= Mark Peters (sport administrator) =

Mark Peters OAM is an Australian former baseball player, and sport administrator. From 2012 to 2018, Peters was the chief executive officer of the Gold Coast 2018 Commonwealth Games Corporation Organising Committee.

==Baseball==

Peters was born in Adelaide, South Australia. He played in the South Australian Baseball League and won the Capps Medal for the 1977/78 season. Peters played in and captained the Australian baseball team for over 10 years. In 2012, he was still playing baseball at the masters competition level.

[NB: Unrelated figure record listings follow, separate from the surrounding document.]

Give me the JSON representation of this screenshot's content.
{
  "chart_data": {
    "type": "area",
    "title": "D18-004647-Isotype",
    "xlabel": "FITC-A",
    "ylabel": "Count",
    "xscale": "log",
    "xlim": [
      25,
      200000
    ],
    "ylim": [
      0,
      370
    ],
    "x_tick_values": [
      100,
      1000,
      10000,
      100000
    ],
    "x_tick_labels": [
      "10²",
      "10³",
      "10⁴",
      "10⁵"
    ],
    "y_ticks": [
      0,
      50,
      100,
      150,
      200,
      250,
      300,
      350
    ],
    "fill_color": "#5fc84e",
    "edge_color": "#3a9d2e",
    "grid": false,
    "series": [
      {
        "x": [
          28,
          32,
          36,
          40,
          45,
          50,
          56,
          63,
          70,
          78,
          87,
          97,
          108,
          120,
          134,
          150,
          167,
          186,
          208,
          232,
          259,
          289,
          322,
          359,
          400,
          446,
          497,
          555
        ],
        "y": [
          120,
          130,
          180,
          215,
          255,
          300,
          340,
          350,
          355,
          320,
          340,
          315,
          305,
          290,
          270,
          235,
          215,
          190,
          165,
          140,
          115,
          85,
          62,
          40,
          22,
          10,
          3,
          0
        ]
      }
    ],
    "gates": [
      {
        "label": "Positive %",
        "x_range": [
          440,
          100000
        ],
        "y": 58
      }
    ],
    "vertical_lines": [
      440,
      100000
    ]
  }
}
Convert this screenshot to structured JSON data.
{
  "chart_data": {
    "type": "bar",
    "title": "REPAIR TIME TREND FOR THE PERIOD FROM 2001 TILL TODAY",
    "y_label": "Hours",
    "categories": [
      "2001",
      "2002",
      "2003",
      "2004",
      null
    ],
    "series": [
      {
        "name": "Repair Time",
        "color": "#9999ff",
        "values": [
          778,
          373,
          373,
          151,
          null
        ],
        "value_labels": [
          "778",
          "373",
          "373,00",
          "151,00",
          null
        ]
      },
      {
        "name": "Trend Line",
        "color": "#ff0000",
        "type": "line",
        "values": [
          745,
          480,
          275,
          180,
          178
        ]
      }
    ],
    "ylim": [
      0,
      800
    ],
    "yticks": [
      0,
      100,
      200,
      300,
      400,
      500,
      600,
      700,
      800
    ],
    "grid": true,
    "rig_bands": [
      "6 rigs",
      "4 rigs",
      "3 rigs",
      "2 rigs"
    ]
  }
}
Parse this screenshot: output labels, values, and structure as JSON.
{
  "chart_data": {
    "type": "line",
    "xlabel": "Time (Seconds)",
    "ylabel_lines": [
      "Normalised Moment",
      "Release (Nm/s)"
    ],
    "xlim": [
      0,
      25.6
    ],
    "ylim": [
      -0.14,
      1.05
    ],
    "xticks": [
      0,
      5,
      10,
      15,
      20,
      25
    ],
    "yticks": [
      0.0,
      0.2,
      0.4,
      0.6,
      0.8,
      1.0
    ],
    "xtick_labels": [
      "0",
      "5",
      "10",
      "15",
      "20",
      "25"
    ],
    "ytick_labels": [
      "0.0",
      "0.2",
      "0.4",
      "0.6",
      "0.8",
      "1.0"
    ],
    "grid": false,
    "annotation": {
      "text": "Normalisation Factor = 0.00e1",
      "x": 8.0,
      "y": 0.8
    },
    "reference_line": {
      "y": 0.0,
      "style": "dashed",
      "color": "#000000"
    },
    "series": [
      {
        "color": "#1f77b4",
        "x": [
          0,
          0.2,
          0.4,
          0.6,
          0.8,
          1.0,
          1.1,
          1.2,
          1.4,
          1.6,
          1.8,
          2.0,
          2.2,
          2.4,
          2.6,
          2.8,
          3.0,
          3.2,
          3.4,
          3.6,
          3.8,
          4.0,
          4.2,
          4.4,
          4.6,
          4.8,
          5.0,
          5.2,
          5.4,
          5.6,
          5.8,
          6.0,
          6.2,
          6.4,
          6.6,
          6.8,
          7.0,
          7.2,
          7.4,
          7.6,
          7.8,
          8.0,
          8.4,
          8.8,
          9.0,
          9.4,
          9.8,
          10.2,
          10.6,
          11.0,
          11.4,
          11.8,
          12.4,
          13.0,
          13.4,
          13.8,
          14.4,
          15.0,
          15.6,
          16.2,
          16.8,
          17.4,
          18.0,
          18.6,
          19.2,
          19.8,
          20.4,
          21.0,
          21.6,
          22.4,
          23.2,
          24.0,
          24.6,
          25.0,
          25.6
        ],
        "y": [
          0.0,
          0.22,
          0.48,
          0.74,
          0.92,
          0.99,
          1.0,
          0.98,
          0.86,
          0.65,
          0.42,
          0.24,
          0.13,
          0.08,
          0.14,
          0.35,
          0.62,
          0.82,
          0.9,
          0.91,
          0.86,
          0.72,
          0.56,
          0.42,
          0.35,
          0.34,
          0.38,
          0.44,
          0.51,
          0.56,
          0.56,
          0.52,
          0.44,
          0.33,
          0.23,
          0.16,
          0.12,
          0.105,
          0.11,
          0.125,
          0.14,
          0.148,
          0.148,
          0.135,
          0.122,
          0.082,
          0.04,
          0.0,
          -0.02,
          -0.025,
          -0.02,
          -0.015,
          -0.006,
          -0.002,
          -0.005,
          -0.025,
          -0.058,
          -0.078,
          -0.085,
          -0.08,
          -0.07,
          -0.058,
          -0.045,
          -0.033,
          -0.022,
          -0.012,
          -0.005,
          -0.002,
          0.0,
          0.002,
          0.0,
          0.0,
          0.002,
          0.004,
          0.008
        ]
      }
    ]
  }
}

Peters has contributed significantly to the development of baseball in Australia as an administrator. Between 1998 and 2001, he was president of the Australian Baseball Federation. Prior to this appointment, he held other Federation board positions. In 2009, Peters was the inaugural chair of the Major League Baseball Australia Academy Program and chair of the Major League Baseball's Australian Baseball League. Peters has also served as president of the Oceania Baseball Confederation and board member of the International Baseball Federation.

==Sport administration==
In 1983, Peters began his sport administration career as a manager at South Australian Department of Recreation, Sport and Racing. In 1987, he took up a managerial position with Tasmanian Department of Tourism, Sport and Recreation. From 1990 to 2001, Peters held senior managerial positions in Queensland departments managing tourism, sport and recreation. In 2001, he was appointed the executive director of the Australian Sports Commission. Peters was given the task taking Australian sport beyond the success of the 2000 Sydney Olympics. Peters resigned from the Australian Sports Commission in 2008. Major outcomes during Peters leadership were the redevelopment of Australian Institute of Sport facilities, the establishment of the Active After-school Communities program for children, improved sports governance and the overhaul of soccer (football) in Australia, in particular Football Federation Australia. In 2010, Peters was appointed the chief executive officer of the Gold Coast 2018 Commonwealth Games Bid Company. The bid was successful and in 2012 Peters was appointed chief executive officer of the Gold Coast 2018 Commonwealth Games Corporation Organising Committee. In being appointed to the position Gold Coast Mayor Ron Clarke stated that Mr Peters was "the key" to the successful bid.

==Education==
Peters has completed a Business Degree and a Graduate Diploma in Recreation Planning. He attended Harvard University's six-week Advanced Management Program, and is a member of the Australian Institute of Company Directors. He is an adjunct professor at University of Canberra.

==Recognition==
- 1977/78 – Capps Medal – Best Player in the South Australian Baseball League
- 2000 – Australian Sports Medal
- 2020 - OAM - for service to sports administration, and to baseball.